Choosing Connections: Problem Solving with your Child

problem solving

Choosing Connections is a positive parenting approach in which the goal is to keep communication and connection open with your child. It is helping a child solve a problem instead of causing a child to suffer because he has a problem.


To choose connection is to see past the behaviors of a child and realize that he is trying to communicate through his behavior. I help parents build their skills to see what a child is trying to communicate through their behaviors and help the parents to stay in a calm, regulated body to stay connected with their child. When a parent chooses to be available, calm and curious, the parent and child can work together to meet both of their needs which will build connection and trust.

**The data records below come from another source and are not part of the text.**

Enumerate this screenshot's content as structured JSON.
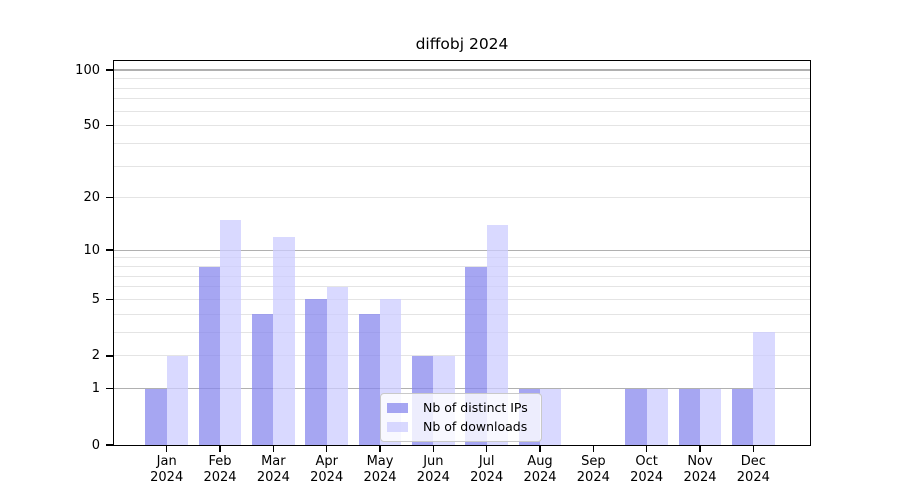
{
  "title": "diffobj 2024",
  "legend": {
    "items": [
      {
        "label": "Nb of distinct IPs"
      },
      {
        "label": "Nb of downloads"
      }
    ]
  },
  "chart_data": {
    "type": "bar",
    "title": "diffobj 2024",
    "categories": [
      "Jan",
      "Feb",
      "Mar",
      "Apr",
      "May",
      "Jun",
      "Jul",
      "Aug",
      "Sep",
      "Oct",
      "Nov",
      "Dec"
    ],
    "year": "2024",
    "series": [
      {
        "name": "Nb of distinct IPs",
        "color": "#8888ee",
        "alpha": 0.75,
        "values": [
          1,
          8,
          4,
          5,
          4,
          2,
          8,
          1,
          0,
          1,
          1,
          1
        ]
      },
      {
        "name": "Nb of downloads",
        "color": "#ccccff",
        "alpha": 0.75,
        "values": [
          2,
          15,
          12,
          6,
          5,
          2,
          14,
          1,
          0,
          1,
          1,
          3
        ]
      }
    ],
    "xlabel": "",
    "ylabel": "",
    "yscale": "log1p",
    "ylim": [
      0,
      112
    ],
    "yticks": [
      0,
      1,
      2,
      5,
      10,
      20,
      50,
      100
    ],
    "grid": {
      "major": [
        1,
        10,
        100
      ],
      "minor": [
        2,
        3,
        4,
        5,
        6,
        7,
        8,
        9,
        20,
        30,
        40,
        50,
        60,
        70,
        80,
        90
      ],
      "major_color": "#b0b0b0",
      "minor_color": "#e4e4e4"
    },
    "legend_position": "lower center",
    "bar_color_dark_rendered": "#a6a6f2",
    "bar_color_light_rendered": "#d9d9f8"
  }
}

Children can also understand what parents are communicating through their own behaviors. If a parent yells, criticizes, complains, nags, and blames, the child understands that the parent is trying to control a child’s behavior. This may result in a child’s choice to obey to a parent’s wishes, but they will not do it from a place of connection, they will do it because a parent has the greater power.


We are all good at wielding our parental power and telling a child how we are going to solve his problem-

“Go to your room!”

“Get your shoes on!”

“Stop doing that!”


Instead of telling a child how you are going to solve his problem, try asking your child to help you solve the problem. The problem-solving rules are that each of you can only offer what you are willing to do to solve the problem. No blaming, no criticizing. Stay calm. Make sure you both understand the rules.


“The problem is that we need to get to that appointment. Let’s see, I could get everything in the car, and get it running, or I could help you put on your shoes if you need help.” Then see what your child has to offer.


By offering what you can to help solve the problem, it keeps communication open helps you both feel closer and gives the child a shared sense of power and freedom to solve the problem. He has options. You may find out that your child has some impressive problem-solving skills when given the chance to solve a problem with you.